The testing programme was conducted during February to April 1998. Before their booking appointment, all women were sent a leaflet about blood tests to be conducted, including HIV testing. At the antenatal clinic they were offered an HIV test by midwives who had been trained to use a printed discussion protocol that emphasised the benefits and presented the test as routine, making it clear that the woman could decline. As with the other blood tests, consent was given orally. The midwives noted uptake, time taken to discuss the test, and whether the woman or her partner was at risk of HIV from injecting drug use (this used to be the main local source of HIV transmission, although sexual transmission now predominates
4). Women were then asked to complete a questionnaire measuring attitudes, satisfaction, anxiety,
5 knowledge about the test, and reasons for agreeing to or declining the test. Key outcomes were compared with those observed in the same setting during 1996-7.
3Of the 924 women who booked at the clinic, 816 (88.3%) had an HIV test; one woman not at high risk was found to be HIV positive. One woman was already known to be HIV positive and was not tested. The prevalence of HIV positivity was therefore 2/817 (0.2%). The mean time taken to offer the test was 2 minutes 34 seconds (range 1-15 minutes). One of the eight women at high risk because of injecting drug use declined to be tested.

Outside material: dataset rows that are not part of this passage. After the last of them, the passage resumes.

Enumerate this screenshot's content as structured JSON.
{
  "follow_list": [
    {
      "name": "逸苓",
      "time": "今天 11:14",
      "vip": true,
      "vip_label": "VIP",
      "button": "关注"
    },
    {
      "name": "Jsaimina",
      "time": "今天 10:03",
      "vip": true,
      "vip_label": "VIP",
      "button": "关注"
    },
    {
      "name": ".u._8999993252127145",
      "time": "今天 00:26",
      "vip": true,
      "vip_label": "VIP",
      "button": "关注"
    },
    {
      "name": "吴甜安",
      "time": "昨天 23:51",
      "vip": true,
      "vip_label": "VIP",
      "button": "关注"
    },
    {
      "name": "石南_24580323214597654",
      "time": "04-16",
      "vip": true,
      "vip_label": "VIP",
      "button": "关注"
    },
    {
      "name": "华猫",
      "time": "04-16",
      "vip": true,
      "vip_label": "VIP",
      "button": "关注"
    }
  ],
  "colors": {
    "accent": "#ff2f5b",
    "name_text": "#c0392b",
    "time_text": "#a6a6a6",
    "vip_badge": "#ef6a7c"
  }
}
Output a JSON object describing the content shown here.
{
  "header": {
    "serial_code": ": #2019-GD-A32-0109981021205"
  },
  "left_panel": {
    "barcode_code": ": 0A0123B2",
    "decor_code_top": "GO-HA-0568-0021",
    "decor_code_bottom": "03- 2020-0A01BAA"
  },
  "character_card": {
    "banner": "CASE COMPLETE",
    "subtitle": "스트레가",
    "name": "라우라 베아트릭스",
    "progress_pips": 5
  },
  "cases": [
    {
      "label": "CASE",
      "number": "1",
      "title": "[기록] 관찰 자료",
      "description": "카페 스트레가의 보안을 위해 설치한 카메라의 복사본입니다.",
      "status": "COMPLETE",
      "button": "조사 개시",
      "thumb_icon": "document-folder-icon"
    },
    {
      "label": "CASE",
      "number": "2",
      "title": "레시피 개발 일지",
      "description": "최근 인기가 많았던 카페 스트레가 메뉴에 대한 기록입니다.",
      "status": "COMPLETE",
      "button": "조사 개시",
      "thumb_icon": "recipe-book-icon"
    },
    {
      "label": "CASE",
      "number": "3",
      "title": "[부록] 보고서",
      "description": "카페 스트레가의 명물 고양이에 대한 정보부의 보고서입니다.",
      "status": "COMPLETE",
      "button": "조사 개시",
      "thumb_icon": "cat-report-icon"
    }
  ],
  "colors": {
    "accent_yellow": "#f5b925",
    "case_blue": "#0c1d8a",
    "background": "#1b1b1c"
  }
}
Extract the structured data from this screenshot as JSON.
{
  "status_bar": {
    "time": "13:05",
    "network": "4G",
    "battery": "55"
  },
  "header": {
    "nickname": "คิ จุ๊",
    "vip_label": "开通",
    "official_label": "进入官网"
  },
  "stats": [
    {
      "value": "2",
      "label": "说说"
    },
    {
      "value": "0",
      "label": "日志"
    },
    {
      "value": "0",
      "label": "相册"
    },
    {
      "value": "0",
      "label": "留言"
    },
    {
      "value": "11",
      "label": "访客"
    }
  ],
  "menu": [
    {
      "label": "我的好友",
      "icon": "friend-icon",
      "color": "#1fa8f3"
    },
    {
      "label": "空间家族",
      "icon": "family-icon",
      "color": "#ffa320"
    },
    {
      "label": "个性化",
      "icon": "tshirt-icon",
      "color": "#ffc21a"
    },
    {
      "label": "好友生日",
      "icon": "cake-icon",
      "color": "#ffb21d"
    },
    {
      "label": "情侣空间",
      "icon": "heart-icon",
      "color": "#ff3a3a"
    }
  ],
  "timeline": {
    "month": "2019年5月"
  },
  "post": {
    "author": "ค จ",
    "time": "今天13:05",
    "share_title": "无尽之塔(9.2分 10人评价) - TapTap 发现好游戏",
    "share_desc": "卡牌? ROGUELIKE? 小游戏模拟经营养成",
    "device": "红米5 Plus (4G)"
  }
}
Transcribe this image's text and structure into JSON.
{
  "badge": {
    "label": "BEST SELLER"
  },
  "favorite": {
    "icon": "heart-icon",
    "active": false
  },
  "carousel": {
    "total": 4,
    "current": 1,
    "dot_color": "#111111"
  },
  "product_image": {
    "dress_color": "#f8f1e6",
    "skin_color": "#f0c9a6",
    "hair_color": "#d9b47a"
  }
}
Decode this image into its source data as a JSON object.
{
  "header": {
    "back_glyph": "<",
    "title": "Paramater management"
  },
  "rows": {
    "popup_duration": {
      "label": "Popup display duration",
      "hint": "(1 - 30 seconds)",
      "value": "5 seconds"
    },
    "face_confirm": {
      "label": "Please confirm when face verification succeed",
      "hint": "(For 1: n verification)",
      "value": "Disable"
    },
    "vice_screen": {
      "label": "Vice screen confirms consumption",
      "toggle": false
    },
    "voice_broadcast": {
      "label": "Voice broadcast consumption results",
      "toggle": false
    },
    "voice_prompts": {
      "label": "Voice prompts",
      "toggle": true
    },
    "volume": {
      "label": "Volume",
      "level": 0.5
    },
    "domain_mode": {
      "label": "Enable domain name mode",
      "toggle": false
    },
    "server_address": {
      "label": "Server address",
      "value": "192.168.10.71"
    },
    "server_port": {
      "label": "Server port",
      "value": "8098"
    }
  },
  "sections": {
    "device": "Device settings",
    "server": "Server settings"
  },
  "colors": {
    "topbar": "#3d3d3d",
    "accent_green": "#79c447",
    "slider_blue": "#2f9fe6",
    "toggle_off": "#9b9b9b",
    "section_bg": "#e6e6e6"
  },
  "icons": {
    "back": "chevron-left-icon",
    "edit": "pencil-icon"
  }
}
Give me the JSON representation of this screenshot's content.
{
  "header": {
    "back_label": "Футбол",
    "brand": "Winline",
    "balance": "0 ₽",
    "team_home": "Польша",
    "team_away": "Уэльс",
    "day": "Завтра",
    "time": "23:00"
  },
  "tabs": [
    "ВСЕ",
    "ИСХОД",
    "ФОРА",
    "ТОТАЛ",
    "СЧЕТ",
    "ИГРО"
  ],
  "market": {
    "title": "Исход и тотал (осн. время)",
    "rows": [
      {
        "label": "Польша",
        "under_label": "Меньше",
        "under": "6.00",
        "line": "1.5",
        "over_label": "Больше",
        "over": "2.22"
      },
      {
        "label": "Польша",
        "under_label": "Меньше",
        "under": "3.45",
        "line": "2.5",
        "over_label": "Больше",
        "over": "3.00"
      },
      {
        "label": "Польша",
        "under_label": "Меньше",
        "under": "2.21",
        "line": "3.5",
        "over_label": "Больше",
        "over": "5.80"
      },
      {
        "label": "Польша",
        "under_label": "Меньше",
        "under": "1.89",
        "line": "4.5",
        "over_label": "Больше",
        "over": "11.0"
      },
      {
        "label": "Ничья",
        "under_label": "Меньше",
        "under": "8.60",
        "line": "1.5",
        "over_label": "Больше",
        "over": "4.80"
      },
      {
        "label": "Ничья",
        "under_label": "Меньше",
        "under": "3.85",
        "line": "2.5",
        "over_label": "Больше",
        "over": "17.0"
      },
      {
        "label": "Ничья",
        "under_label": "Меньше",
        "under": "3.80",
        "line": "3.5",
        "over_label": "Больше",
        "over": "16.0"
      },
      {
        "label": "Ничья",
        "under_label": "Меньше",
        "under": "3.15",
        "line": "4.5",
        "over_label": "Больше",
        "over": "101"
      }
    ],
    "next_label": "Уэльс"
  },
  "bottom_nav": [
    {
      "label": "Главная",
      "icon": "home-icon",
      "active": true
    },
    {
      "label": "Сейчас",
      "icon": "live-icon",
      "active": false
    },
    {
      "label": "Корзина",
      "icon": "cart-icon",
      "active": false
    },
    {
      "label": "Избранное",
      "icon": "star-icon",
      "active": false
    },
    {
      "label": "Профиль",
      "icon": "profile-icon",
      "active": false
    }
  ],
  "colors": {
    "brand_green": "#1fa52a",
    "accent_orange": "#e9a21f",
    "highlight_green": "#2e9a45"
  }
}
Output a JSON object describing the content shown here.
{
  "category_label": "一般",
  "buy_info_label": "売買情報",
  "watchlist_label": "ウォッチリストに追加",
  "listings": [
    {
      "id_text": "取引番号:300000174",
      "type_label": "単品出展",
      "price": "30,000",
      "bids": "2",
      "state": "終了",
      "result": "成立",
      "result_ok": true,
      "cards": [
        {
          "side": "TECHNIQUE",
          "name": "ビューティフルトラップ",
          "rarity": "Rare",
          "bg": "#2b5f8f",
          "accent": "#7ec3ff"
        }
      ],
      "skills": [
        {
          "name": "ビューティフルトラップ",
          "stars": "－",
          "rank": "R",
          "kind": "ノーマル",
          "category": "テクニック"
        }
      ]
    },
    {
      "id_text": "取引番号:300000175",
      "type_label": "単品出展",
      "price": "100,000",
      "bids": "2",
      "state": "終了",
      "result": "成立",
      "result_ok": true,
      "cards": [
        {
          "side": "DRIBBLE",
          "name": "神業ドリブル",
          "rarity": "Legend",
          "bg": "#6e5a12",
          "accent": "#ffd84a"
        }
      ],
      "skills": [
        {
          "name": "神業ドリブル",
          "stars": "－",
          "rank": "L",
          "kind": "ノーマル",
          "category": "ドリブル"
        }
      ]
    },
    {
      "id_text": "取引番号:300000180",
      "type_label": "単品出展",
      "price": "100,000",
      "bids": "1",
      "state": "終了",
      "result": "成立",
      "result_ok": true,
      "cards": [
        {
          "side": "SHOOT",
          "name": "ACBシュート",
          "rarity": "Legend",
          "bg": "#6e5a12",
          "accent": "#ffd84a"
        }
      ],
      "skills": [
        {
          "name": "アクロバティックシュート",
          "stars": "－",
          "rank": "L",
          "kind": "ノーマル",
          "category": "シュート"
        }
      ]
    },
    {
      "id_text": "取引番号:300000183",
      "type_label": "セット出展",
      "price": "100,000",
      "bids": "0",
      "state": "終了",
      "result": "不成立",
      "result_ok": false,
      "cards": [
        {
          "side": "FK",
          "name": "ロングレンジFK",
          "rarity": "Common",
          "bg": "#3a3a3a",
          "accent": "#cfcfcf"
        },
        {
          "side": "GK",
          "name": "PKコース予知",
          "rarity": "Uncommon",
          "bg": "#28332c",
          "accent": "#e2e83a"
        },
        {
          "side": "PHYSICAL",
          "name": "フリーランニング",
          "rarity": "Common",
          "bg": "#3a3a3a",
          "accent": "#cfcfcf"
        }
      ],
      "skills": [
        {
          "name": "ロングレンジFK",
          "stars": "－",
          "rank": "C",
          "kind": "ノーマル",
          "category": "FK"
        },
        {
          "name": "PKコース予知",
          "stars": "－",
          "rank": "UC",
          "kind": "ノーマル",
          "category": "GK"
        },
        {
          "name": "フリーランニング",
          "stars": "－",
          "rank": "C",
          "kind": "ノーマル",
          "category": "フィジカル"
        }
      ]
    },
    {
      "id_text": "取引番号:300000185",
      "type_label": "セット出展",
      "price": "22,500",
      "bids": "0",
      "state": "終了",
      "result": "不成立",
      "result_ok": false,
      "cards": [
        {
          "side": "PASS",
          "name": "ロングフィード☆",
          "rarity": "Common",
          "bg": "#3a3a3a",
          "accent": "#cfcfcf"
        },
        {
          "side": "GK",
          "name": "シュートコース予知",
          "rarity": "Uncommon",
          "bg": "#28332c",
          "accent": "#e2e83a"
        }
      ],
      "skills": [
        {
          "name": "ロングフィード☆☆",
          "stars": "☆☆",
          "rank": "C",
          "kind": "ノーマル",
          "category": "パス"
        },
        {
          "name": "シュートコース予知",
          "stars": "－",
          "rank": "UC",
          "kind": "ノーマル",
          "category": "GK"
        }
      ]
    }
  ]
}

The questionnaire response rate was 99.1% (916/924). Most women (793/904 (87.7%)) answered yes to the question, “Do you think the HIV test should be a routine test like all the other blood tests during pregnancy (i.e. it’s done unless you say you don’t want it)?” The mean anxiety score was 33.2 (SD 10.6; maximum possible 80). A question about reducing vertical transmission with zidovudine elicited a correct response by 69% of women (628/905). The most frequent reasons given for declining the test were, “Not necessary as I’ve no chance of being positive” (n=28) and “I’ve been in a stable relationship for a long time” (n=15).